Yesterday Google's Russian Blog announced the launch of a new site on Google Russia called "Questions and Answers." The site uses a points-based system, where questions cost points and users are rewarded for participation (answering, rating, even logging in all apparently earn you points). This development has caused a lot of speculation about whether the Google Answers program, which was shut down last year, would be making a return in English-speaking markets.
Of course, it remains to be seen if the Google Russia project makes its way onto Google proper, but in the meantime there are a ton of other question and answer sites that you can use now. Below is a round up of places you can go to get answers that are hopefully more accurate than a fortune cookie.

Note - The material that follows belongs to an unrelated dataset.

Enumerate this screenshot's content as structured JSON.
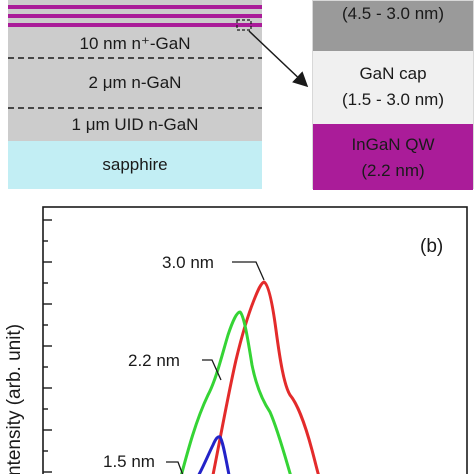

Yahoo! Answers - The largest of all the sites by far, Yahoo! Answers stole the crown from Google by creating a free question and answer community.
WikiAnswers - A Q&A community based around a wiki. Anyone can answer a question, then anyone else can come along and edit the answer to refine it.
Askville - Amazon's Yahoo! Answers clone.
NowNow - Another Amazon Q&A site: ask a question and get three answers by email. Though free during beta, NowNow uses Amazon's Mechanical Turk web service to pay real people for answers. They anticipate costs in the $0.25/question range.
Yedda - Standard free question and answer site.
Lycos IQ - A Yahoo! Answers clone from Lycos UK that also incorporates social bookmarking.
Live QnA - Microsoft's Yahoo! Answers clone.
LinkedIn Answers - Focused on business questions.
Trulia Voices - Real estate Q&A.
Minti Questions and Answers - This one is all about parenting.
Wondir - Similar to Yahoo! Answers.
Rediff QnA - A question and answer site from Indian portal Rediff.
Fluther - One of the newer sites. Fluther supposedly learns the type of questions you like to answer as you use the site and directs more relevant queries your way.
Wis.dm - Another fairly new site, Wis.dm focuses on yes/no questions.
Answerbag - Similar to Yahoo! Answers, Answerbag tries to break down questions into social (fun), expert (serious), local, and shopping areas.
Oyogi - Oyogi had a lot of promise when it first appeared, but now seems to be a ghost town.
Say-so - Say-so lets you give people a choice of answers (like this).
Grupthink - Not questions and answers, but 'open-ended topics' and 'opinions' at Grupthink. (It's like Yahoo! Answers with thumbnail photos and comments on each answer.)
Dizzay - A very basic Q&A site.
KnowBrainers - A question an answer site with a MySpace-like social network attached.
The Answer Bank - A simple answer-based community from Britain.
PointAsk - Standard Q&A fare.
AllExperts - Ask questions directly to volunteer experts.
Able2Know - A question and answer system built on top of a forum (looks like it started out as phpBB).
AskMe Helpdesk - Ask volunteer experts and then tip them with cash if you get an answer you like (and you're feeling charitable).
What Should I Say? - Work and relationship advice seem to be the most prevalent topics at What Should I Say?
Simply Explained - Similar to Yahoo! Answers, the more you participate, the higher your "expert rating" can go.
Ask a Librarian - Send questions by email to a network of librarians using this service from the US Library of Congress.
Askeet! - Askeet! is a near direct clone of Yahoo! Answers, but it's also the demo project for the Symfony PHP framework. So if you want the source code for your very own Yahoo! Answers clone, then look no further.
Uclue - Uclue is almost identical to the old Google Answers. In fact, it was started by ex-Google Answers researchers. Ask a question, set a price, get an answer.
JustAnswer - More or less the same thing as Uclue, though perhaps in a prettier package.
Kasamba - Live chat with paid experts who charge their own price by the minute.
Ask.MetaFilter - In order to cut down on spam, MetaFilter's Q&A site charges a one-time $5 registration fee.
ExpertBee - Experts bid on your question at ExpertBee and you pick the one that gets to answer.
Experts Exchange - Ask questions directly to experts; this site charges a monthly fee to participate.
ChaCha - Experts guide you on your web search and help you find the results you're looking for (or, that's the idea).
Ether - Ether lets people set themselves up as paid phone consultants. My guess is that at some point they might set up a directly of consultants using their service.
Qunu - Talk directly to experts via a Jabber IM client.
Everyday Questions - The idea here was to take questions and answers and turn them into funny flash cartoons. Doesn't seem to have happened, but that hasn't stopped people from continuing to ask questions (if not actually answering them).
There are so many question and answer sites out there that one company actually does marketing services specifically targeted at these sites.